Saturday, October 14, 2017

An wretchedly awful and completely bad psychoanalytic Kristevan interpretation

Currently, I've begun reading a psychoanalytic interpretation of Stephen R. Donaldson (cuz that's how I roll, baby). Although quite well-written, especially engaging with Julia Kristeva's theory, the incompetent literary analysis finally irritated me so much that, after a particularly egregious misreading, I wrote in the margins, "Jesus, no, this is just stupid!"

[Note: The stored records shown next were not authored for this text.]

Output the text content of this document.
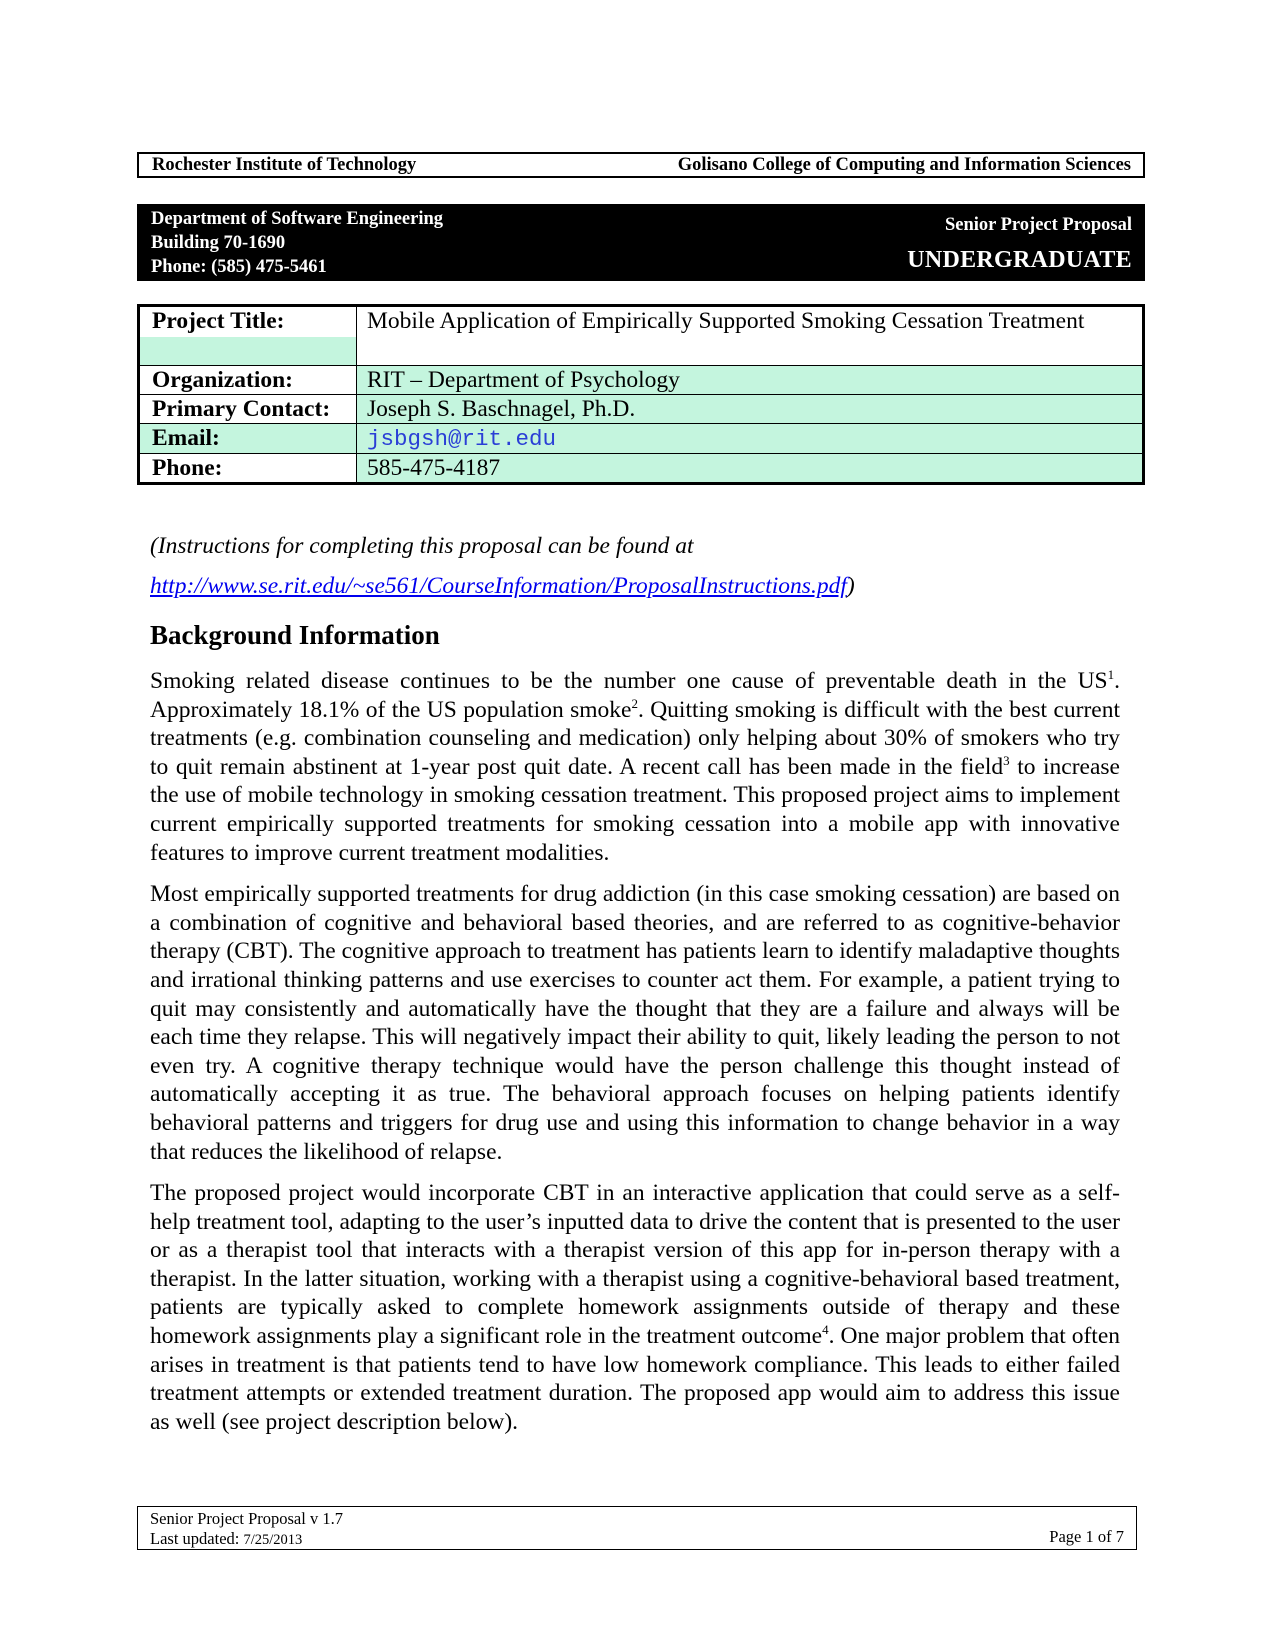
Rochester Institute of Technology	Golisano College of Computing and Information Sciences
Department of Software Engineering
Building 70-1690
Phone: (585) 475-5461
Senior Project Proposal
UNDERGRADUATE
Project Title:	Mobile Application of Empirically Supported Smoking Cessation Treatment
Organization:	RIT – Department of Psychology
Primary Contact:	Joseph S. Baschnagel, Ph.D.
Email:	jsbgsh@rit.edu
Phone:	585-475-4187
(Instructions for completing this proposal can be found at
http://www.se.rit.edu/~se561/CourseInformation/ProposalInstructions.pdf)
Background Information

Smoking related disease continues to be the number one cause of preventable death in the $US^1$. Approximately 18.1% of the US population smoke$^2$. Quitting smoking is difficult with the best current treatments (e.g. combination counseling and medication) only helping about 30% of smokers who try to quit remain abstinent at 1-year post quit date. A recent call has been made in the field$^3$ to increase the use of mobile technology in smoking cessation treatment. This proposed project aims to implement current empirically supported treatments for smoking cessation into a mobile app with innovative features to improve current treatment modalities.

Most empirically supported treatments for drug addiction (in this case smoking cessation) are based on a combination of cognitive and behavioral based theories, and are referred to as cognitive-behavior therapy (CBT). The cognitive approach to treatment has patients learn to identify maladaptive thoughts and irrational thinking patterns and use exercises to counter act them. For example, a patient trying to quit may consistently and automatically have the thought that they are a failure and always will be each time they relapse. This will negatively impact their ability to quit, likely leading the person to not even try. A cognitive therapy technique would have the person challenge this thought instead of automatically accepting it as true. The behavioral approach focuses on helping patients identify behavioral patterns and triggers for drug use and using this information to change behavior in a way that reduces the likelihood of relapse.

The proposed project would incorporate CBT in an interactive application that could serve as a self-help treatment tool, adapting to the user’s inputted data to drive the content that is presented to the user or as a therapist tool that interacts with a therapist version of this app for in-person therapy with a therapist. In the latter situation, working with a therapist using a cognitive-behavioral based treatment, patients are typically asked to complete homework assignments outside of therapy and these homework assignments play a significant role in the treatment outcome$^4$. One major problem that often arises in treatment is that patients tend to have low homework compliance. This leads to either failed treatment attempts or extended treatment duration. The proposed app would aim to address this issue as well (see project description below).

Senior Project Proposal v 1.7
Last updated: 7/25/2013	Page 1 of 7
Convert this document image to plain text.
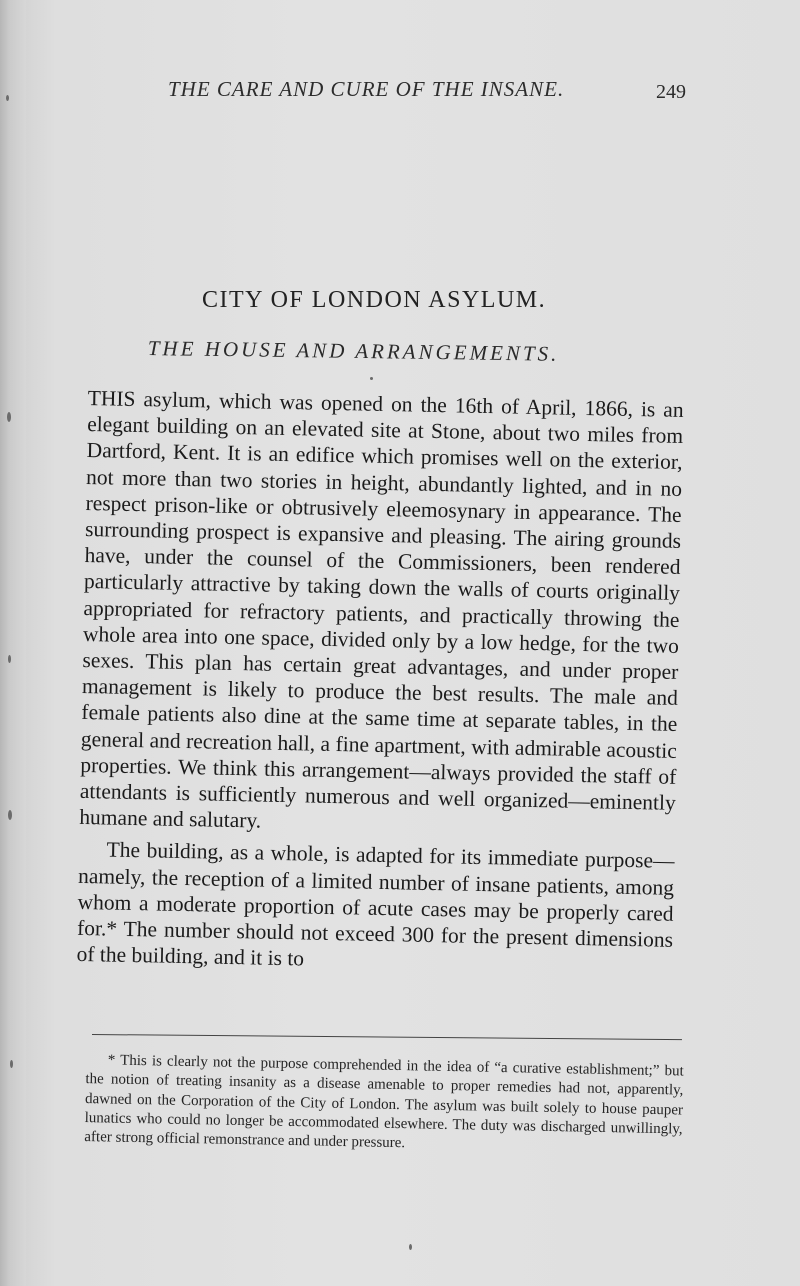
THE CARE AND CURE OF THE INSANE.	249
CITY OF LONDON ASYLUM.
THE HOUSE AND ARRANGEMENTS.

THIS asylum, which was opened on the 16th of April, 1866, is an elegant building on an elevated site at Stone, about two miles from Dartford, Kent. It is an edifice which promises well on the exterior, not more than two stories in height, abundantly lighted, and in no respect prison-like or obtrusively eleemosynary in appearance. The surrounding prospect is expansive and pleasing. The airing grounds have, under the counsel of the Commissioners, been rendered particularly attractive by taking down the walls of courts originally appropriated for refractory patients, and practically throwing the whole area into one space, divided only by a low hedge, for the two sexes. This plan has certain great advantages, and under proper management is likely to produce the best results. The male and female patients also dine at the same time at separate tables, in the general and recreation hall, a fine apartment, with admirable acoustic properties. We think this arrangement—always provided the staff of attendants is sufficiently numerous and well organized—eminently humane and salutary.

The building, as a whole, is adapted for its immediate purpose—namely, the reception of a limited number of insane patients, among whom a moderate proportion of acute cases may be properly cared for.* The number should not exceed 300 for the present dimensions of the building, and it is to

* This is clearly not the purpose comprehended in the idea of “a curative establishment;” but the notion of treating insanity as a disease amenable to proper remedies had not, apparently, dawned on the Corporation of the City of London. The asylum was built solely to house pauper lunatics who could no longer be accommodated elsewhere. The duty was discharged unwillingly, after strong official remonstrance and under pressure.
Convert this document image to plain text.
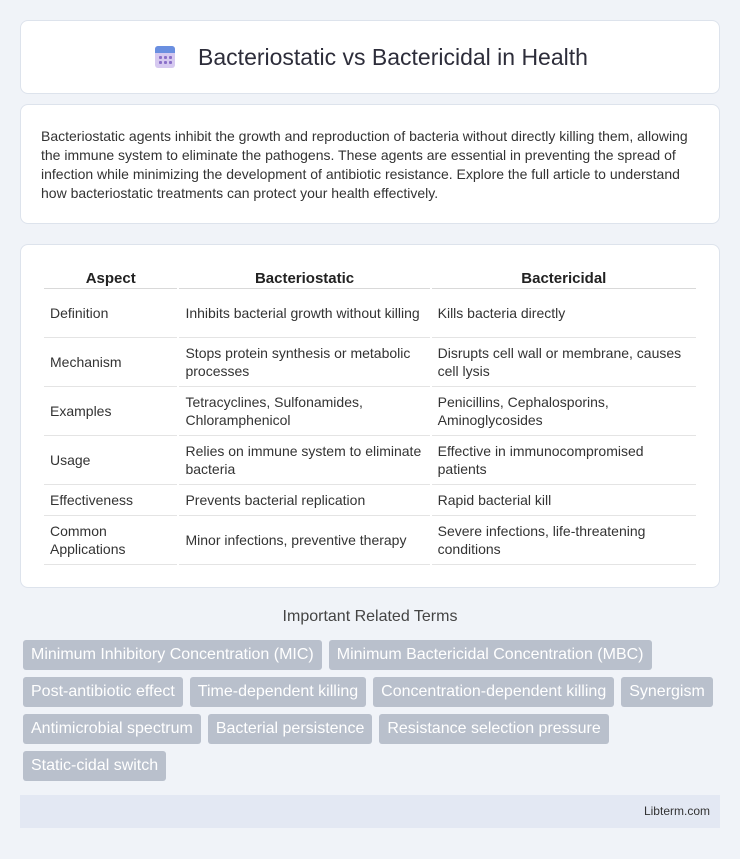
Bacteriostatic vs Bactericidal in Health

Bacteriostatic agents inhibit the growth and reproduction of bacteria without directly killing them, allowing the immune system to eliminate the pathogens. These agents are essential in preventing the spread of infection while minimizing the development of antibiotic resistance. Explore the full article to understand how bacteriostatic treatments can protect your health effectively.

Aspect	Bacteriostatic	Bactericidal
Definition	Inhibits bacterial growth without killing	Kills bacteria directly
Mechanism	Stops protein synthesis or metabolic processes	Disrupts cell wall or membrane, causes cell lysis
Examples	Tetracyclines, Sulfonamides, Chloramphenicol	Penicillins, Cephalosporins, Aminoglycosides
Usage	Relies on immune system to eliminate bacteria	Effective in immunocompromised patients
Effectiveness	Prevents bacterial replication	Rapid bacterial kill
Common Applications	Minor infections, preventive therapy	Severe infections, life-threatening conditions
Important Related Terms
Minimum Inhibitory Concentration (MIC)	Minimum Bactericidal Concentration (MBC)
Post-antibiotic effect	Time-dependent killing	Concentration-dependent killing	Synergism
Antimicrobial spectrum	Bacterial persistence	Resistance selection pressure
Static-cidal switch
Libterm.com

Since this was a library book, no less, I now have the difficult moral decision of whether to erase that remark when I return the book. On one hand, marginalia is technically vandalism. On the other, I feel a responsibility to warn all those fresh-eyed eager young undergrads, bedazzled by the complexities of Theory, who might be tempted to consider anything this particular book said seriously.


Anyway, in other news. After getting bored with writing a feminist analysis of Tolkien, I decided to write a feminist analysis of Donaldson (spurred by the enthusiasm I felt in writing the encyclopedia article about him and aliens). Anyway, I wrote something along the lines, "SRD hasn't received the critical attention that his status as a major modern writer of speculative fiction deserves." After a bit, though, I realized that this wasn't quite true. Although only a handful of academic articles have appeared on Donaldson, there are currently three monographs on him -- which ain't bad for a still-living fantasy writer who isn't Rowling or George Martin. 

The best Donaldson book, of course, is by William Senior. Another is . . .. well, let's just say that it doesn't much challenge Senior for title of "best book on Donaldson."  Then there's this Kristevan monstrosity.